The advantage of having a nanny goat, it seems, is that you get goat milk. And when you have a small child, goat milk is a thing to be desired. Cow's milk would be preferred but goats take up less room than cows, which is important when you live in the middle of the village.
Except that to get goat milk your nanny goat needs to have a baby goat. And for your nanny goat to have a baby goat, it goes without saying, you need a billy goat. All of this is quite ordinary and not worth mentioning, or at least it would be back home in the sorts of places where you might keep goats. But in Wussex or Walshire they would be Cambrian goats. Here we are talking about having three Armorican goats, and three Armorican goats is too many goats for any sane person to be having. Especially in the middle of the village.
Which is why I spent yesterday walking Patches the Goat out to Marc's farm for a stay, and why today I lingered in the hot springs. Goat armor and handles make it easier to manage an Armorican goat, but they don't make it pleasant. It might be better if Patches wasn't (to all appearances) fond of me, but—
No. No, it wouldn't. If Patches weren't fond of me I'd have hired a cart, tied her to the back of it, and ridden up front with the drover. I would most likely have had to pay for damage to the cart, but at least I wouldn't be found crumpled in the ditch by the side of the road.
I spent most of the walk pondering how I might transport Patches by sky-chair. I was contemplating a kind of a sling by which she might dangle, with a release so that I could fly her straight to the goat shed, lower her down, and let her go without actually entering the goat shed myself. It was a foolish notion, for I do not dare use a sky-chair until I understand the motions of what I call effort ; and doubly foolish, for of course Marc's goatherd took care of Patches once we arrived. But it served to pass the time.
Having disposed of Patches I went to check on Luc's trial in its little shed at the outer edge of Marc's fields. It looked much the same as it had the week before, when Luc set it up in its new location: the hardened block resting on its post, and the other block floating above its post at the end of a taut string. I examined the hardened block as gently as I could, looking for the sort of degradation I'd seen in Amelie's dishware, taking care not to poke at it too strongly; for treating it harshly would, ironically, only increase its life. It was the hardened plates and bowls that deteriorated, not the hardened pots and pans.
Thus far the block looked as it had the week before; but we hadn't expected anything else, yet.
After that I shared the midday meal with Marc and Elise, and got to see their infant boy, whom they have predictably named Herbert. I believe that Elise and Amelie are already planning a wedding for Herbert and Anne-Marie. I should be pleased if that were to happen, but I know a little too much about forcing a boy into his father's image to press it myself.

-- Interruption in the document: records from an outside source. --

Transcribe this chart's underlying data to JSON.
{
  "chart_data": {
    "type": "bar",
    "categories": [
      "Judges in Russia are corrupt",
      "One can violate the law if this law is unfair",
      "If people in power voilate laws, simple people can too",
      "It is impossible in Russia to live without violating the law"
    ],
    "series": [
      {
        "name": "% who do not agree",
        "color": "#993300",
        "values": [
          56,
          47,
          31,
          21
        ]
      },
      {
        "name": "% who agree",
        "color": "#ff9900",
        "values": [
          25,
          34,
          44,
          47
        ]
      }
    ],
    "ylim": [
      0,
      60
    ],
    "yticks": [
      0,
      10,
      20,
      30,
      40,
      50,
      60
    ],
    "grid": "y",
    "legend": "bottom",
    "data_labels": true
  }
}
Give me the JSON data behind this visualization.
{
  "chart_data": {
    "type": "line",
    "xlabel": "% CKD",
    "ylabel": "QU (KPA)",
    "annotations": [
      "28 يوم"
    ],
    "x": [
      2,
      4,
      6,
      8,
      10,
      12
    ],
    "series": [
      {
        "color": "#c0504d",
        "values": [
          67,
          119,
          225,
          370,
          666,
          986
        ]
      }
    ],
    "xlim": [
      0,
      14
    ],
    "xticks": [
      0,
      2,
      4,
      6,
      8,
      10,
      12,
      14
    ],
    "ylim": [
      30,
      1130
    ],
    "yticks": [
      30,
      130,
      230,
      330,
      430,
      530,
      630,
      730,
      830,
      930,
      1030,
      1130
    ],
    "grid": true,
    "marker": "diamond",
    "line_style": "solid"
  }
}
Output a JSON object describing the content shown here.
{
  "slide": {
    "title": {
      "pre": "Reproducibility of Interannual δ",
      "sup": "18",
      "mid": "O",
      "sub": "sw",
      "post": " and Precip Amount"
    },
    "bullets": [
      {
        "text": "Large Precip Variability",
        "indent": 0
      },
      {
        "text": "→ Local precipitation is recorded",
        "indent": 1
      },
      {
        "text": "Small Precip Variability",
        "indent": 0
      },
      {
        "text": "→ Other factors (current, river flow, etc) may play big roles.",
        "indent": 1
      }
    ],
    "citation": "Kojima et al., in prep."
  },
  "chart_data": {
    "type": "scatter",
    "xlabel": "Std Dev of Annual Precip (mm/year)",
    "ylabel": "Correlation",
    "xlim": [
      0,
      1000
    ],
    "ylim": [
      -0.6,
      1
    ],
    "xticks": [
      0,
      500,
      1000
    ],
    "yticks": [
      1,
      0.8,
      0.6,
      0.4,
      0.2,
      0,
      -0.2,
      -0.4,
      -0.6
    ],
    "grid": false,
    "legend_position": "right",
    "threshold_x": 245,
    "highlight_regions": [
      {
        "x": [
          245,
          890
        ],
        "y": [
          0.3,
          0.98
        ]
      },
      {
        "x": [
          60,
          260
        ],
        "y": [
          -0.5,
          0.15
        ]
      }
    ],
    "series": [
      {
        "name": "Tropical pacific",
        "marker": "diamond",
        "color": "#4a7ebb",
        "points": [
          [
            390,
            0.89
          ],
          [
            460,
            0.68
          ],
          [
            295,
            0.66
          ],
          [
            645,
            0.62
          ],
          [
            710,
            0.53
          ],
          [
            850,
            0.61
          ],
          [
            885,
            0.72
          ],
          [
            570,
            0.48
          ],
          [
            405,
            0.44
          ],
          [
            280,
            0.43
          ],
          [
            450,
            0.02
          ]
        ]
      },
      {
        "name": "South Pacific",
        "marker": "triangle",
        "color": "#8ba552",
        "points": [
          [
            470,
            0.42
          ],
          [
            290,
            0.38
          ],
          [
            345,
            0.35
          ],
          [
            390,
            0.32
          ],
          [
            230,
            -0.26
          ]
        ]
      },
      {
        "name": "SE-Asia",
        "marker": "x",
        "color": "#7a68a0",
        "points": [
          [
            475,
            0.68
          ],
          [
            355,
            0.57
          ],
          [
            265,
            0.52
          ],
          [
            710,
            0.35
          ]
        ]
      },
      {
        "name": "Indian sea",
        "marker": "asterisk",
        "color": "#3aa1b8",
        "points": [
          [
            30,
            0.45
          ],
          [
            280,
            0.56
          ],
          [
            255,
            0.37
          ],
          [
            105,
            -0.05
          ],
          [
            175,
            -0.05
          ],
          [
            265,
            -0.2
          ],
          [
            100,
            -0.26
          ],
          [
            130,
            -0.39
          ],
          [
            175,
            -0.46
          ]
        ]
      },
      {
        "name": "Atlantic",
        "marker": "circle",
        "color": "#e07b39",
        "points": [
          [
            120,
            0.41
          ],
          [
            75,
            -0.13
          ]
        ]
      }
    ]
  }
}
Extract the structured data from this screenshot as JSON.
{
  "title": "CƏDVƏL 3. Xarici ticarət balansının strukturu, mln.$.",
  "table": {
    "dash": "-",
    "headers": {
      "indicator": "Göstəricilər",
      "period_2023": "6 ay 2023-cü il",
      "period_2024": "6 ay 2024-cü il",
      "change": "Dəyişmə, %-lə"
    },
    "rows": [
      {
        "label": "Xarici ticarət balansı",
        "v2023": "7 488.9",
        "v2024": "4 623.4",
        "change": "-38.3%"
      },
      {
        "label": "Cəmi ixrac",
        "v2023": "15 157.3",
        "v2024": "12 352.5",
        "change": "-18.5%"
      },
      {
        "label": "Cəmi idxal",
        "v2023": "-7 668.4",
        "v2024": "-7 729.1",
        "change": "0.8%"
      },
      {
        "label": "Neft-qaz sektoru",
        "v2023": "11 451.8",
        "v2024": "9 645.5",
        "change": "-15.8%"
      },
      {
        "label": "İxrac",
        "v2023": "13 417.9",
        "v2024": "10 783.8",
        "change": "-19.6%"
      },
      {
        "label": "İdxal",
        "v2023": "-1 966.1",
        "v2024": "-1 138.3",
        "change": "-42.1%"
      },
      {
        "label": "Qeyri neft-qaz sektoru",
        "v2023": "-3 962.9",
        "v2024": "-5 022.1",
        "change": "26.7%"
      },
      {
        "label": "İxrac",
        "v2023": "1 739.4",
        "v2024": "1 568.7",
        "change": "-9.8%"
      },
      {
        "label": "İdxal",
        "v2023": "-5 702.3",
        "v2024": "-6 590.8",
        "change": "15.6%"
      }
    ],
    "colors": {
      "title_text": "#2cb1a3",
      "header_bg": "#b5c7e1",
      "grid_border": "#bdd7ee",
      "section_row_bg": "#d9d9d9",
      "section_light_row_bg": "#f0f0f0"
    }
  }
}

I walked home, blessedly goat free, and thought about Luc's trial. So many questions! So many trials we would like to do! Hardened objects store effort and flying or warming objects consume it. Does it matter whether the consuming object is floating or producing warmth? Can the consuming object continue producing its effect indefinitely, or must there be a hardened object nearby? Are there other kinds of objects that similarly store effort like hardened ones do? Suppose I hardened a stick, and suspended a heavy weight from it, a weight that would break an unhardened stick: would that produce effort? And how much effort could I draw from the stick without causing it to deteriorate?
"How much?" What an odd thought! "How much?" is a question for shopkeepers and merchants and contracts. A thing is hardened or it isn't; a former doesn't worry about "how much" a thing is hardened. And yet it seems like le mot juste as my friend the bookseller would say. How much effort can a hardened object store and provide? How much effort does it take to produce enough heat to warm a plate of food? If those two things were evenly matched, if they were in balance—
Les chèvres! Master Grenadine speaks of harmonie, of charité and envie. Charity: giving forth. Envy: wanting what another has. Harmony between charity and envy—is that the key to understanding him? Thank the Lord that we received a new stock of whirtleberry oil yesterday, for I believe I shall be up late tonight.